En ciertas culturas, decir “no” de frente puede ser un acto de brutalidad. El rechazo directo se considera una falta de respeto con una herida innecesaria. Por eso, el “sí, pero” ocupa ese lugar estratégico donde lo imposible se camufla y lo improbable se sostiene un rato más antes de caer.
Quien haya negociado con japoneses lo sabe. En Japón, el “sí” no implica aceptación: es simplemente una señal de que se ha escuchado. El verdadero mensaje viene después. Un comentario menor, una objeción sutil, un matiz técnico funcionan como un rechazo envuelto en celofán. La escena es conocida: una presentación prolija, una reunión amable, un empresario que pregunta “¿les pareció bien?” y un grupo que asiente. Pero uno dice: “hay una posible dificultad con los plazos del comité técnico”. Ahí terminó todo.
En muchas negociaciones con países árabes ocurre algo similar. El “sí, pero” es un gesto de cortesía, una forma de no cerrar puertas con estrépito. En Medio Oriente, donde las relaciones personales son tan importantes como las condiciones objetivas, el “no” frontal se reserva para enemigos, no para socios. El “sí, pero” mantiene la danza, aunque la música haya dejado de sonar.
Pero hay casos en los que esta fórmula va más allá de una estrategia cultural, y parte de una maquinaria de daño. Hamás utilizó el “sí, pero” en sus negociaciones. Aceptan las condiciones de un acuerdo, en apariencia, y luego introducen una cláusula imposible, una exigencia nueva o una modificación que vuelve todo inviable. En el caso de Hamas, este mecanismo tiene una función concreta: hacer sufrir. Cada vez que se insinúa un acuerdo y luego se cae, la esperanza de las familias de los secuestrados se eleva y se desploma. El enemigo padece y eso forma parte del objetivo.

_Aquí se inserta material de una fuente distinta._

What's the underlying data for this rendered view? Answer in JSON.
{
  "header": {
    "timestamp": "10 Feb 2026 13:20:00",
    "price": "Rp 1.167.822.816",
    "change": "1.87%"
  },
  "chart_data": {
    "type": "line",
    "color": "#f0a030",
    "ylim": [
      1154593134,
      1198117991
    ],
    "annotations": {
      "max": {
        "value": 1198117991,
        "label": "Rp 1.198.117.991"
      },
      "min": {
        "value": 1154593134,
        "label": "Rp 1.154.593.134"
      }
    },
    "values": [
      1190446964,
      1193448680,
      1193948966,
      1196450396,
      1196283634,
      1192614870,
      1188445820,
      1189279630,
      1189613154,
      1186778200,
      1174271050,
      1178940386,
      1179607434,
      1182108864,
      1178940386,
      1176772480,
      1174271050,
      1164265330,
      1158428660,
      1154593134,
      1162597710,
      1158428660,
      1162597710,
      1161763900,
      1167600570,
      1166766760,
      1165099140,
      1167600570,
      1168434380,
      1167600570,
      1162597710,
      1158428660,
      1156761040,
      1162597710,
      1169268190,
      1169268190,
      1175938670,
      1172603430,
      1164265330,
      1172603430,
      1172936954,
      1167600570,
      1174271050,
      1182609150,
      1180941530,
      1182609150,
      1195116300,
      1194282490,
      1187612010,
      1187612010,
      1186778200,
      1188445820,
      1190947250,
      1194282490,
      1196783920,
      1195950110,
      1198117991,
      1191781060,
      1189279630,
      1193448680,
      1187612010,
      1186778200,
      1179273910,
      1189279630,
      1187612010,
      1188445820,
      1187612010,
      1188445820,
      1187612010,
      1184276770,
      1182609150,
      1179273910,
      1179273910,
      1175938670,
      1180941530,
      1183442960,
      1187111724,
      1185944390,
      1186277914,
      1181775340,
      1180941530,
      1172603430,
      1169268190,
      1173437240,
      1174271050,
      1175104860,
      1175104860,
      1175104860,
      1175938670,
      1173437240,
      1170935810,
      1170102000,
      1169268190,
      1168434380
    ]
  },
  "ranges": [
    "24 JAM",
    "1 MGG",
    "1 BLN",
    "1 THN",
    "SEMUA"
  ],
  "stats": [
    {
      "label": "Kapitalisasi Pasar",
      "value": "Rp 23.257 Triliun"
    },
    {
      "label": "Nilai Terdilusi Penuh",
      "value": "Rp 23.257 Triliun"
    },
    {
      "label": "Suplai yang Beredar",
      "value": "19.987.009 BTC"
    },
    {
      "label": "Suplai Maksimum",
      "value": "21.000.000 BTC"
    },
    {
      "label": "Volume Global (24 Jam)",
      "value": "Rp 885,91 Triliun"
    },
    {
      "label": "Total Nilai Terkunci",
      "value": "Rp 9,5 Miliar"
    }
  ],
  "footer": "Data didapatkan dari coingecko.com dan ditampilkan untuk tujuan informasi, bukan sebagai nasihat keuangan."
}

En estos días, mientras se negocia la liberación de rehenes, el “sí, pero” de Hamas no es un accidente, es una herramienta. Un modo de administrar el dolor del otro como si fuera una palanca diplomática. Y ese “pero” encierra el infierno: condiciones que saben que Israel no puede aceptar, exigencias que desvían, cronogramas que se estiran. El resultado es la devastación emocional de quienes esperaban que esta vez sí.
Por eso conviene entender que el “sí, pero” no siempre es cortesía. A veces es guerra por otros medios. A veces es tortura administrada en cuotas. Y quien no se entrena para leerlo, no solo negocia mal, también arrastra con él a quienes no pueden permitirse la ilusión. Porque en estos contextos, confundir un “sí, pero” con una oportunidad, puede no costar solo tiempo o dinero, cuesta vidas.